The beaches are packed, sunscreen and flotation devices are the most popular items at Wal-Mart, and the family is ready for the annual trip to Myrtle Beach. In years past, the golf bag was about as likely to be part of a summer beach trip as the lawn mower

But times have changed and so have packing habits. Desirable tee times, the widespread acceptance of free golf for juniors and exceptional value have conspired to turn many family vacations into partial golf trips.

The coastal breeze Myrtle Beach is fortunate enough to be on the receiving end of makes all but the hottest of days suitable for 18 holes in GolfTown, USA, another considerable (although underreported) factor in luring golfers away from sandy beaches and into sand traps.


“The family and I came down,” said Cincinnati, Ohio native David Hosier between shots at Arrowhead Country Club. “I play to get away. I love playing down here in the heat. There is no loosening up, you hit the first tee and it keeps you going all day.”

Hosier, who planned to play four times during his trip, teed it up early, allowing him to get back to the family by lunch, a common practice for men unable to drive within a pitching wedge of America’s best courses without playing.

The rise in popularity of summer golf speaks partly to the changing vacation dynamics, and it is partly by design.

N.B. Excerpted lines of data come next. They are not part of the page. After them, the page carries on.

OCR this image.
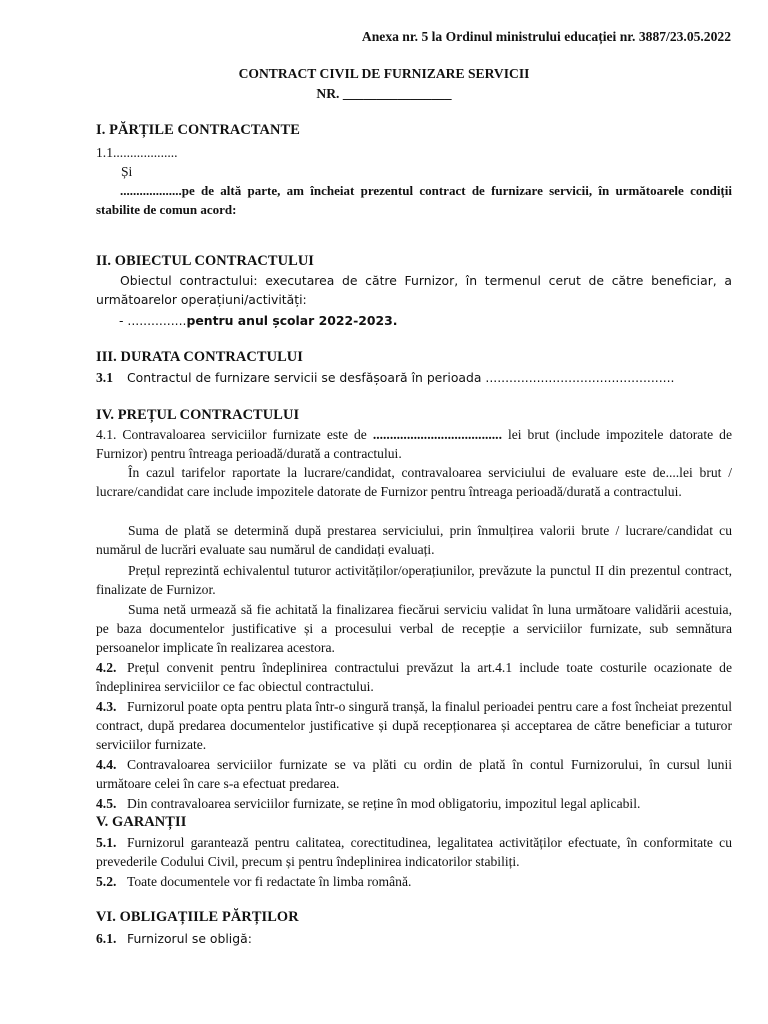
Anexa nr. 5 la Ordinul ministrului educației nr. 3887/23.05.2022
CONTRACT CIVIL DE FURNIZARE SERVICII
NR. ________________
I. PĂRȚILE CONTRACTANTE
1.1...................
Și
...................pe de altă parte, am încheiat prezentul contract de furnizare servicii, în următoarele condiții stabilite de comun acord:
II. OBIECTUL CONTRACTULUI
Obiectul contractului: executarea de către Furnizor, în termenul cerut de către beneficiar, a următoarelor operațiuni/activități:
- ...............pentru anul școlar 2022-2023.
III. DURATA CONTRACTULUI
3.1 Contractul de furnizare servicii se desfășoară în perioada ................................................
IV. PREȚUL CONTRACTULUI
4.1. Contravaloarea serviciilor furnizate este de ...................................... lei brut (include impozitele datorate de Furnizor) pentru întreaga perioadă/durată a contractului.
În cazul tarifelor raportate la lucrare/candidat, contravaloarea serviciului de evaluare este de....lei brut / lucrare/candidat care include impozitele datorate de Furnizor pentru întreaga perioadă/durată a contractului.
Suma de plată se determină după prestarea serviciului, prin înmulțirea valorii brute / lucrare/candidat cu numărul de lucrări evaluate sau numărul de candidați evaluați.
Prețul reprezintă echivalentul tuturor activităților/operațiunilor, prevăzute la punctul II din prezentul contract, finalizate de Furnizor.
Suma netă urmează să fie achitată la finalizarea fiecărui serviciu validat în luna următoare validării acestuia, pe baza documentelor justificative și a procesului verbal de recepție a serviciilor furnizate, sub semnătura persoanelor implicate în realizarea acestora.
4.2. Prețul convenit pentru îndeplinirea contractului prevăzut la art.4.1 include toate costurile ocazionate de îndeplinirea serviciilor ce fac obiectul contractului.
4.3. Furnizorul poate opta pentru plata într-o singură tranșă, la finalul perioadei pentru care a fost încheiat prezentul contract, după predarea documentelor justificative și după recepționarea și acceptarea de către beneficiar a tuturor serviciilor furnizate.
4.4. Contravaloarea serviciilor furnizate se va plăti cu ordin de plată în contul Furnizorului, în cursul lunii următoare celei în care s-a efectuat predarea.
4.5. Din contravaloarea serviciilor furnizate, se reține în mod obligatoriu, impozitul legal aplicabil.
V. GARANȚII
5.1. Furnizorul garantează pentru calitatea, corectitudinea, legalitatea activităților efectuate, în conformitate cu prevederile Codului Civil, precum și pentru îndeplinirea indicatorilor stabiliți.
5.2. Toate documentele vor fi redactate în limba română.
VI. OBLIGAȚIILE PĂRȚILOR
6.1. Furnizorul se obligă:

Myrtle Beach’s Summer Family Golf Tournaments, weekly “captain’s choice” events that appeal to players of all skill levels have boosted play and raised awareness of summer golf.

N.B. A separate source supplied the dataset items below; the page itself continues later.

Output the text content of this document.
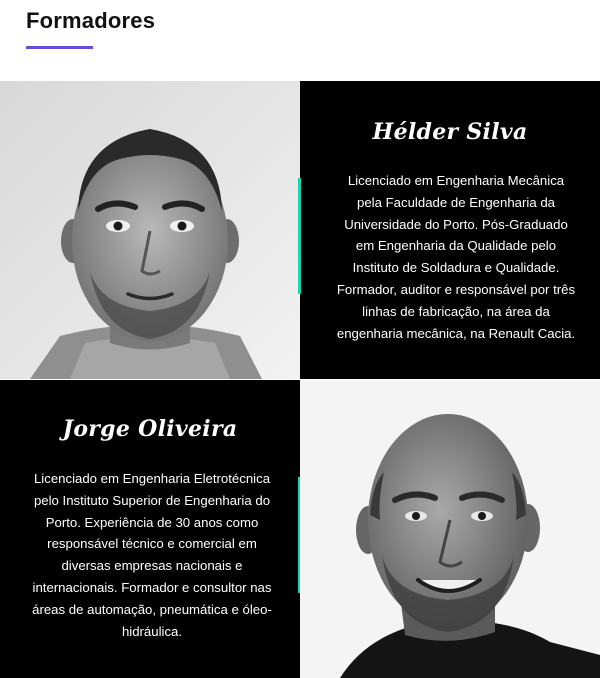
Formadores
Hélder Silva
Licenciado em Engenharia Mecânica pela Faculdade de Engenharia da Universidade do Porto. Pós-Graduado em Engenharia da Qualidade pelo Instituto de Soldadura e Qualidade. Formador, auditor e responsável por três linhas de fabricação, na área da engenharia mecânica, na Renault Cacia.
Jorge Oliveira
Licenciado em Engenharia Eletrotécnica pelo Instituto Superior de Engenharia do Porto. Experiência de 30 anos como responsável técnico e comercial em diversas empresas nacionais e internacionais. Formador e consultor nas áreas de automação, pneumática e óleo-hidráulica.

The Summer Family events are one of the few that don’t have a target audience – everyone is welcome to play. Husbands and wives, parents and children, low handicappers and beginners fill out the tee sheet at the Summer Family Tournaments, adding to the event’s charm.

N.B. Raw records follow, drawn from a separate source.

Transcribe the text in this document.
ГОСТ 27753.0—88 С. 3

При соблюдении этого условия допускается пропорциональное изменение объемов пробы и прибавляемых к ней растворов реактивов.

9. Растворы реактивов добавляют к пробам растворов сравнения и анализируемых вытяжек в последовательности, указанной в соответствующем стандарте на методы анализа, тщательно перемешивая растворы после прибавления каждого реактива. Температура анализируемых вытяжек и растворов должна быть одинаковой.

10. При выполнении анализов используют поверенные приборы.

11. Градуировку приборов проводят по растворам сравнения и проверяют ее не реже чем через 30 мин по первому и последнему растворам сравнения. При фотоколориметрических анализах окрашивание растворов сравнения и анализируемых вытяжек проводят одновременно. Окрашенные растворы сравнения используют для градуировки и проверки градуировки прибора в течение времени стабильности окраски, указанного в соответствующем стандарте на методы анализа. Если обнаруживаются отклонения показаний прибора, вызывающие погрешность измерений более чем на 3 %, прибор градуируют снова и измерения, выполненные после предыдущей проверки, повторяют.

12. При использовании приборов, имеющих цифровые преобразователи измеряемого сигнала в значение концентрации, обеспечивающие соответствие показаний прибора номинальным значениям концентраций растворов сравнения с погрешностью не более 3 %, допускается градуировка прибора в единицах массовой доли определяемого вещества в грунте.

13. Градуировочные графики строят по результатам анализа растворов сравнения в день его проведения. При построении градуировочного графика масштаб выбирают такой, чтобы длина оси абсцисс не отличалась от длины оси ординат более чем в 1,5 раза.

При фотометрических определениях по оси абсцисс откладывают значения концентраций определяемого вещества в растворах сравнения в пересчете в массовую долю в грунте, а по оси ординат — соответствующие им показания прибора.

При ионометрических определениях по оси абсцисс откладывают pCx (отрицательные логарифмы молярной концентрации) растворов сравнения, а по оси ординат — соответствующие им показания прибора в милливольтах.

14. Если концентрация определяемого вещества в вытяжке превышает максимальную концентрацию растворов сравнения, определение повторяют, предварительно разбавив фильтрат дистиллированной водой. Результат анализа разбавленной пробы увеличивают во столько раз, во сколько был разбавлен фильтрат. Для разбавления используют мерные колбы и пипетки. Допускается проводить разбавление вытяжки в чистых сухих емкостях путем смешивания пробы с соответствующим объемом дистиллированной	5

“We’ve had quite a few good times,” said Michael Martin, a Chesapeake, Va., resident who has played in Family Tournaments with his two sons and his wife over the years. “It’s a good format and very cheap – juniors don’t cost anything. It’s a tournament but it’s not really a pressure situation if you take it in the spirit it’s meant to be. It’s about getting out here and having fun.”

It also helps that some of Myrtle Beach’s best courses are part of the Summer Family Fun rotation, including King’s North and True Blue, two of America’s 100 Greatest Public Courses, according to Golf Digest. The Dye Course at Barefoot Resort, Arrowhead Country Club, Farmstead Golf Links and the Grand Strand’s newest course, Founder’s Club are also part of the 2008 lineup.


The Myrtle Beach area has also made a concerted effort to reach young golfers through its “Juniors Play Free” program. The Grand Strand has 41 courses, including some of the nation’s best, that allow junior golfers (kids 16 and under) to play for free throughout the year. Several other facilities permit Juniors to play for free during the summer and at deeply discounted prices the rest of the year.

Juniors play for free with a paying adult, which means a trip to the course is in lock step with a family vacation.

“Oh it’s huge. I think it’s great,” Scott Taylor, director of marketing for Signature Golf Group, a management company that includes Wicked Stick, Rivers Edge and Indigo Creek said. “It also promotes the game of golf which the PGA of America is very active about doing. Let’s get people more active and involved for later generations.”

The program is laying the foundation for future generations of golfers, while making summer in Myrtle Beach a thriving golf season as well.